Having more types of friends also gives you more opportunity for fun!
Sometimes kids only have casual friends and no one super close friend. That’s okay, too. The important thing is that you feel connected to other kids who you like and who like you back.
Best wishes in friendship,
Dr. Friendtastic
Question #552: We have to do a group project about a famous mathematician. It’s worth one whole test grade, so I want to do a good job. My friend wants to do it with me, but he always goofs around, and I end up doing all the work. I want to do the project with someone else, but I don’t want him to be mad at me. What should I do?
- Jeffrey Partnerpicker
Dear Jeffrey,
So, you want to do well on the project, but you also want to maintain your friendship. There are a few possibilities here: You could just say, “No” to your friend, but that would probably make him feel hurt and rejected. You owe it to your friend to explain your concerns rather than just dumping him.

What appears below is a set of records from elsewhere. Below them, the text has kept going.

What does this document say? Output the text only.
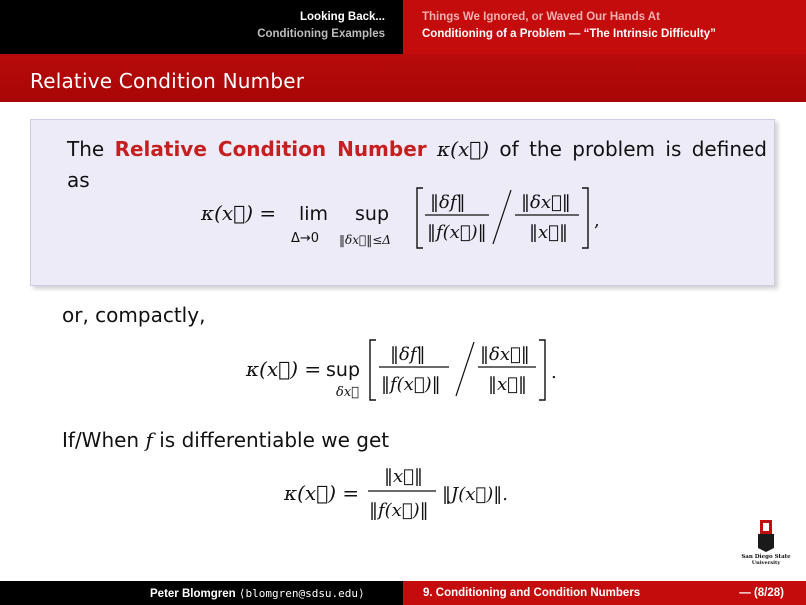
Looking Back...
Conditioning Examples
Things We Ignored, or Waved Our Hands At
Conditioning of a Problem — “The Intrinsic Difficulty”
Relative Condition Number
The Relative Condition Number κ(x⃗) of the problem is defined
as
κ(x⃗) = lim
Δ→0
sup
‖δx⃗‖≤Δ
‖δf‖
‖f(x⃗)‖
‖δx⃗‖
‖x⃗‖
,
or, compactly,
κ(x⃗) = sup
δx⃗
‖δf‖
‖f(x⃗)‖
‖δx⃗‖
‖x⃗‖
.
If/When f is differentiable we get
κ(x⃗) =
‖x⃗‖
‖f(x⃗)‖
‖J(x⃗)‖.
San Diego State
University
Peter Blomgren ⟨blomgren@sdsu.edu⟩	9. Conditioning and Condition Numbers	— (8/28)
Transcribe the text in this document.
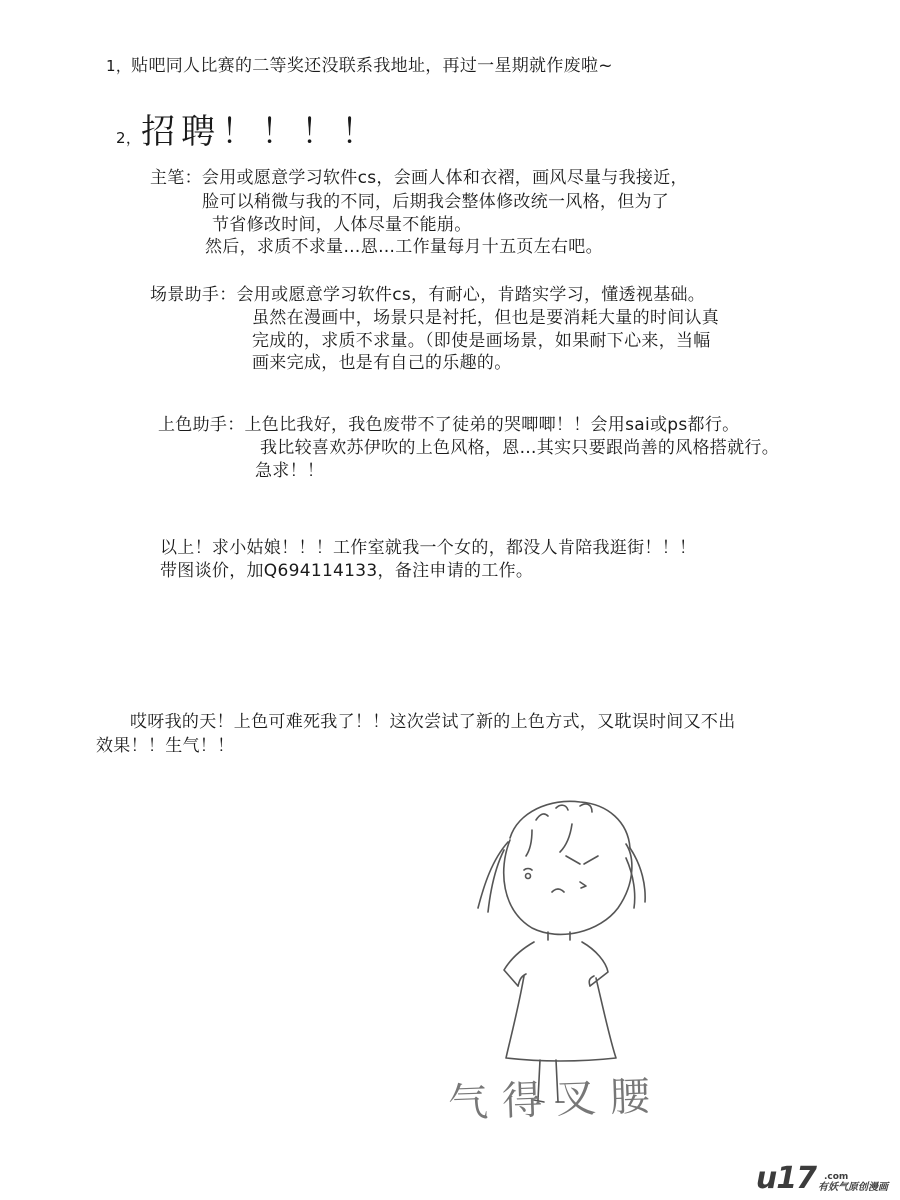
1，贴吧同人比赛的二等奖还没联系我地址，再过一星期就作废啦~
2，招聘！！！！
主笔：会用或愿意学习软件cs，会画人体和衣褶，画风尽量与我接近，
脸可以稍微与我的不同，后期我会整体修改统一风格，但为了
节省修改时间，人体尽量不能崩。
然后，求质不求量…恩…工作量每月十五页左右吧。
场景助手：会用或愿意学习软件cs，有耐心，肯踏实学习，懂透视基础。
虽然在漫画中，场景只是衬托，但也是要消耗大量的时间认真
完成的，求质不求量。（即使是画场景，如果耐下心来，当幅
画来完成，也是有自己的乐趣的。
上色助手：上色比我好，我色废带不了徒弟的哭唧唧！！会用sai或ps都行。
我比较喜欢苏伊吹的上色风格，恩…其实只要跟尚善的风格搭就行。
急求！！
以上！求小姑娘！！！工作室就我一个女的，都没人肯陪我逛街！！！
带图谈价，加Q694114133，备注申请的工作。
哎呀我的天！上色可难死我了！！这次尝试了新的上色方式，又耽误时间又不出
效果！！生气！！
气得叉腰
u17 .com
有妖气原创漫画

If you think it’s possible that your friend could work well with you, you could say something like “The last time we did a project together, I ended up having to do the whole poster myself the night before. If we work together again, I need you to promise that you’ll do an equal part, and we’ll plan things so we get it all done without having to rush at the end.” To help your friend keep this promise, you’ll need to have “mini-deadlines” to keep you on track.
If you’re sure that working with your friend isn’t a good idea, then you need to say this gently, emphasizing that you like him even though you don’t want to work with him. You could say something like “You’re a great friend, and we always have a good time together, but I think the way we work is too different for us to be partners.” Rejection, even if it involves a project about famous mathematicians, always stings, so if you do this, be sure to invite your friend over as soon as possible, to show you really do like him.

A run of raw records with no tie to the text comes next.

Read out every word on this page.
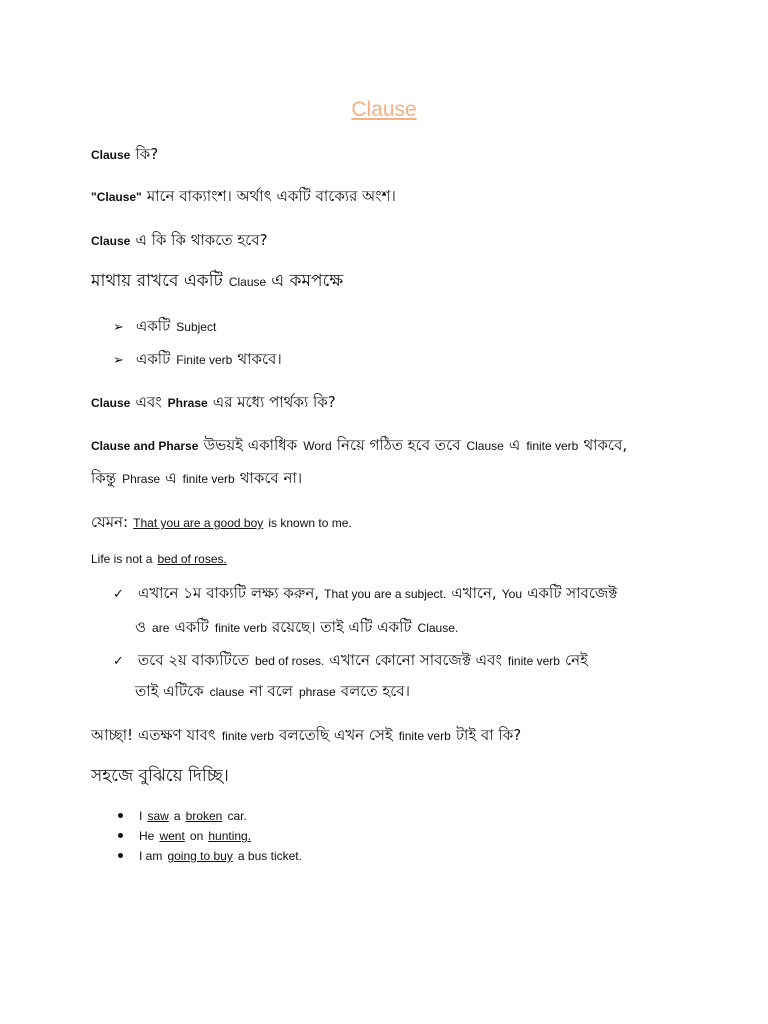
Clause
Clause কি?
"Clause" মানে বাক্যাংশ। অর্থাৎ একটি বাক্যের অংশ।
Clause এ কি কি থাকতে হবে?
মাথায় রাখবে একটি Clause এ কমপক্ষে
➢ একটি Subject
➢ একটি Finite verb থাকবে।
Clause এবং Phrase এর মধ্যে পার্থক্য কি?
Clause and Pharse উভয়ই একাধিক Word নিয়ে গঠিত হবে তবে Clause এ finite verb থাকবে,
কিন্তু Phrase এ finite verb থাকবে না।
যেমন: That you are a good boy is known to me.
Life is not a bed of roses.
✓ এখানে ১ম বাক্যটি লক্ষ্য করুন, That you are a subject. এখানে, You একটি সাবজেক্ট
ও are একটি finite verb রয়েছে। তাই এটি একটি Clause.
✓ তবে ২য় বাক্যটিতে bed of roses. এখানে কোনো সাবজেক্ট এবং finite verb নেই
তাই এটিকে clause না বলে phrase বলতে হবে।
আচ্ছা! এতক্ষণ যাবৎ finite verb বলতেছি এখন সেই finite verb টাই বা কি?
সহজে বুঝিয়ে দিচ্ছি।
I saw a broken car.
He went on hunting.
I am going to buy a bus ticket.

Another option is to expand the group. If you have three or four kids working on the project, and the others are all good workers, you won’t feel overburdened, and your friend might follow the get-it-done style of the other members.

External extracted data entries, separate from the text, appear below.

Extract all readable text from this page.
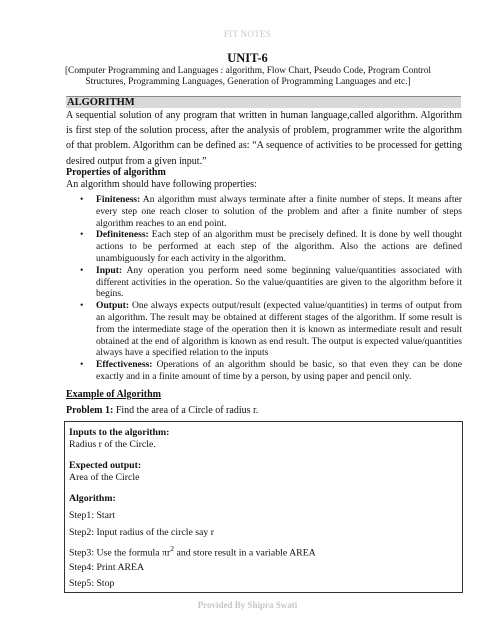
FIT NOTES
UNIT-6
[Computer Programming and Languages : algorithm, Flow Chart, Pseudo Code, Program Control Structures, Programming Languages, Generation of Programming Languages and etc.]
ALGORITHM
A sequential solution of any program that written in human language,called algorithm. Algorithm is first step of the solution process, after the analysis of problem, programmer write the algorithm of that problem. Algorithm can be defined as: “A sequence of activities to be processed for getting desired output from a given input.”
Properties of algorithm
An algorithm should have following properties:
• Finiteness: An algorithm must always terminate after a finite number of steps. It means after every step one reach closer to solution of the problem and after a finite number of steps algorithm reaches to an end point.
• Definiteness: Each step of an algorithm must be precisely defined. It is done by well thought actions to be performed at each step of the algorithm. Also the actions are defined unambiguously for each activity in the algorithm.
• Input: Any operation you perform need some beginning value/quantities associated with different activities in the operation. So the value/quantities are given to the algorithm before it begins.
• Output: One always expects output/result (expected value/quantities) in terms of output from an algorithm. The result may be obtained at different stages of the algorithm. If some result is from the intermediate stage of the operation then it is known as intermediate result and result obtained at the end of algorithm is known as end result. The output is expected value/quantities always have a specified relation to the inputs
• Effectiveness: Operations of an algorithm should be basic, so that even they can be done exactly and in a finite amount of time by a person, by using paper and pencil only.
Example of Algorithm
Problem 1: Find the area of a Circle of radius r.
Inputs to the algorithm:
Radius r of the Circle.
Expected output:
Area of the Circle
Algorithm:
Step1: Start
Step2: Input radius of the circle say r
Step3: Use the formula $\pi r^2$ and store result in a variable AREA
Step4: Print AREA
Step5: Stop
Provided By Shipra Swati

Best wishes in friendship,
Dr. Friendtastic
Question #212: My two friends fight over playing with me. They won’t play all together, so I have to choose who to play with, which means one of them is always mad at me. What should I do?
- Priya Caughtinthemiddle
Dear Priya,
This is a difficult situation! Both of your friends are thinking about what they want and not considering your feelings. You may want to sit down with each of them, privately, and explain that their arguing makes you uncomfortable. Tell them each that you want to continue being friends with them, but when they insist on one-on-one play, it puts you in an awkward position.
Three-way friendships can be challenging because one person tends to feel left out, even if no one is trying to exclude anyone. It may help to invite a fourth friend to join your group.
Best wishes in friendship,
Dr. Friendtastic
Question #53: My friend has no sense of humor. I like to pat him on the head and tease him about being short, because he is, and he gets so mad! I tell him I’m just kidding, but that doesn’t help. What can I do to teach him to take a joke?
- Henry Humoroff
Dear Henry,
Uh-oh. It’s clear that your friend is not enjoying your humor. Most people don’t like it when you make comments about the way they look–especially if it’s about something they can’t change. I’m sure you’re trying to be playful and fun, but your words and actions probably seem mean to your friend. You say your friend gets mad when you tease him about his height. If you do something that makes your friend mad, even if you weren’t trying to be mean, you need to stop. Kids don’t want to be around kids who make them mad. Instead of trying to be funny, be kind to your friend. You can’t go wrong with kindness.